Neuendettelsau, Jan. 1922

 Liebe Schwester, schönen Dank für Dein Brieflein! Ihr habt ja ein reiches Feld der Tätigkeit und werdet dazu ein herzliches Verlangen haben, die Arbeit Gott zu Ehren zu tun. Ich war in alten Zeiten besonders herzlich mit Schillingsfürst verbunden. Man wird dort wohl auch noch der alten treuen Marie Hörner[1] gedenken, die so oft Herrn Pfarrer Löhe durch ihre Antworten im Unterricht erfreute. Die liebe durchlauchtige Prinzessin Elise Salm-Hohenlohe ist ohne Zweifel auch noch nicht in Schillingsfürst vergessen.

Herzlichen Gruß von Deiner Therese.


An eine schwer kranke Schwester.
Neuendettelsau, März 1922

 Meine liebe Schwester, ich kann Dich ja leider nicht besuchen, aber Schwester A. kann Dir ja auch alles sagen, was ich Dir sagen möchte, was wir Menschen sehen können und wie Du selbst auch glaubst, so scheint es, daß Dein Weg auf Erden nur noch ein kurzer ist.
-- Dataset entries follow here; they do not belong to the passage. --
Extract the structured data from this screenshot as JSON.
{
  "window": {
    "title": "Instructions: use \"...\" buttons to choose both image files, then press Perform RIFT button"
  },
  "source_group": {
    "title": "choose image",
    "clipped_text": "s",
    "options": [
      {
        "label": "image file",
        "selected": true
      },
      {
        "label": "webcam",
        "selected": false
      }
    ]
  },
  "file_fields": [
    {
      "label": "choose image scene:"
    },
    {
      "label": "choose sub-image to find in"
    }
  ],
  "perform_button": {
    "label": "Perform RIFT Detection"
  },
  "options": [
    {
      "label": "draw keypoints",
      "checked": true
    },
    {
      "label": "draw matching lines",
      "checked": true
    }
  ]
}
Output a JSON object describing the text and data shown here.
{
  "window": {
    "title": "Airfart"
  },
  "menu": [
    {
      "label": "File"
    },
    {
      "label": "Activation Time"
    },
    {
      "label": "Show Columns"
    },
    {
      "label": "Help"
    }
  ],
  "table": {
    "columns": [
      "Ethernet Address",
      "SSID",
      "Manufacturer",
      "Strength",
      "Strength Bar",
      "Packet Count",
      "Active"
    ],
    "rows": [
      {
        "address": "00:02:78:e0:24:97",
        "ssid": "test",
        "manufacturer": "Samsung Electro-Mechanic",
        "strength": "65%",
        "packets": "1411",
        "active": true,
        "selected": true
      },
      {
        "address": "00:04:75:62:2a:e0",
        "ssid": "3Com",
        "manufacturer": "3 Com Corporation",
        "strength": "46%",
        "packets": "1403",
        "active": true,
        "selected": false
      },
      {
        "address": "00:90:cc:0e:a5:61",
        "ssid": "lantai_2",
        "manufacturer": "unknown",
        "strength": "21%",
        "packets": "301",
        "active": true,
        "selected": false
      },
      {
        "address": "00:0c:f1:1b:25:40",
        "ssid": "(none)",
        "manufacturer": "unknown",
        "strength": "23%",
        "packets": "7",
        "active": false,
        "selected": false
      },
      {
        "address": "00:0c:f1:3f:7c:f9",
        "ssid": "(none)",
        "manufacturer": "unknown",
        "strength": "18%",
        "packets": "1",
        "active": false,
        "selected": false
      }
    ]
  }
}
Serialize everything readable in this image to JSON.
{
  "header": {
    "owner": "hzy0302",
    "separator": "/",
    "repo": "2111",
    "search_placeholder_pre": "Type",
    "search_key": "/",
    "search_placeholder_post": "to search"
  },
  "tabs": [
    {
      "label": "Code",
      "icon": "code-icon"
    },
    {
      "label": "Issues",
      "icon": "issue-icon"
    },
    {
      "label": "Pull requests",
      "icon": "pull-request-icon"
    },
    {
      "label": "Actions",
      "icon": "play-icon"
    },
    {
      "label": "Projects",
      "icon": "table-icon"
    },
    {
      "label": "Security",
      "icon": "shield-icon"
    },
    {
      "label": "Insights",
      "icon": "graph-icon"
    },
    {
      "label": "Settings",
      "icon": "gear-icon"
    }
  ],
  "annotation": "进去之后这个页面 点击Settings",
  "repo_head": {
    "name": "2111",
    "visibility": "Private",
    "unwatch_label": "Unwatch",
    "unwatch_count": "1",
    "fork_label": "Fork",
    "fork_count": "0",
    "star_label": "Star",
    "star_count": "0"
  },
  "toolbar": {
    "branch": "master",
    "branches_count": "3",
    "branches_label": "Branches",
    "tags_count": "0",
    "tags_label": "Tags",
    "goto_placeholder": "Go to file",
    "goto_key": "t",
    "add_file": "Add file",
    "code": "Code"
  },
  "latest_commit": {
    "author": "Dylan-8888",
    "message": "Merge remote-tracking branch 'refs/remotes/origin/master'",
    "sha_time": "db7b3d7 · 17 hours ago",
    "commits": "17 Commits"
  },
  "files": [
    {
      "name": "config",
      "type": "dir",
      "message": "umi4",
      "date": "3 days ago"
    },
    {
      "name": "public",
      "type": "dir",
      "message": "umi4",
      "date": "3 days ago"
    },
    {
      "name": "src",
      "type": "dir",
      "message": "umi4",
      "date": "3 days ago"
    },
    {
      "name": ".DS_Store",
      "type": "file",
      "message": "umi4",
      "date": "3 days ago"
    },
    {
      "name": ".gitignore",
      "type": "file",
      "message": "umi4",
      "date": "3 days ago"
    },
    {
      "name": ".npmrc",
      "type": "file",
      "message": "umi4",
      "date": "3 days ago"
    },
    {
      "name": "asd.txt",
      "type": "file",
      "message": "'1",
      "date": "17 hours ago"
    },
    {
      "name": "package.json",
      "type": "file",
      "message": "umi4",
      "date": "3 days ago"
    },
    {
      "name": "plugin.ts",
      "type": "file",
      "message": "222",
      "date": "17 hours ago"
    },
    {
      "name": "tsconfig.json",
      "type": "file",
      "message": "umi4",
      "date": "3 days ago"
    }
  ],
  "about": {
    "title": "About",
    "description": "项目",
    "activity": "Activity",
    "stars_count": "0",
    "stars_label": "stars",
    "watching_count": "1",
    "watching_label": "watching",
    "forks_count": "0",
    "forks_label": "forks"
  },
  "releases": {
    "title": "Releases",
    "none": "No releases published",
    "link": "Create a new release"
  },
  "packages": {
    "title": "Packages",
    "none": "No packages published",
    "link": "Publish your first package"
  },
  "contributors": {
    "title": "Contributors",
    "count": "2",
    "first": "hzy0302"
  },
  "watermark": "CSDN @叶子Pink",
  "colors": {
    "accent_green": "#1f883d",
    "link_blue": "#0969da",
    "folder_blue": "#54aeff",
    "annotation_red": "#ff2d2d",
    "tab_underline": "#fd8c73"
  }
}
Da wolle Dir der barmherzige Heiland die vielleicht noch wenigen Erdentage – doch wer kann es wissen! – reichlich segnen zur Bereitung auf den großen Abschnitt, den Schritt aus der Zeit in die Ewigkeit. Der heilige Geist wolle immer bei Dir sein, alles abwenden, was Dich stören könnte, und wolle Deinen Blick unentwegt aufs Kreuz geheftet sein lassen. Da hat der barmherzige Gott Rat geschafft auf wunderbare Weise für unsere Sünde, die uns zur ewigen Verdammnis geführt hätte, wenn nicht Jesus für uns eingetreten wäre. Ach, wie müssen wir Ihm danken, hier schon und dann von Ewigkeit zu Ewigkeit! Bald dürfen Dich die Engel und die selig Heimgegangenen lehren, wie man den Herrn würdiger preist, als wir’s auf Erden getan. Es ist ja immer ein unaussprechliches Wunder der Gnade, wenn eine Seele zum Frieden gekommen ist. Nun laß uns zusammen


  1. Marie Hörner war eine Tochter der Gemeinde Schillingsfürst. Durch Prinzessin Elise von Hohenlohe-Schillingsfürst beeinflußt, trat sie am 12. Mai 1854 in die Diakonissenanstalt Neuendettelsau ein. Nach Vollendung ihrer Ausbildung ging sie als Diakonisse in ihre Heimatgemeinde zurück, der sie bis zu ihrem Ende 1898 diente; so verwirklichte sie als Einzige den ursprünglichen Gedanken Löhes. (Korr.-Bl. 1896 Nr. 9)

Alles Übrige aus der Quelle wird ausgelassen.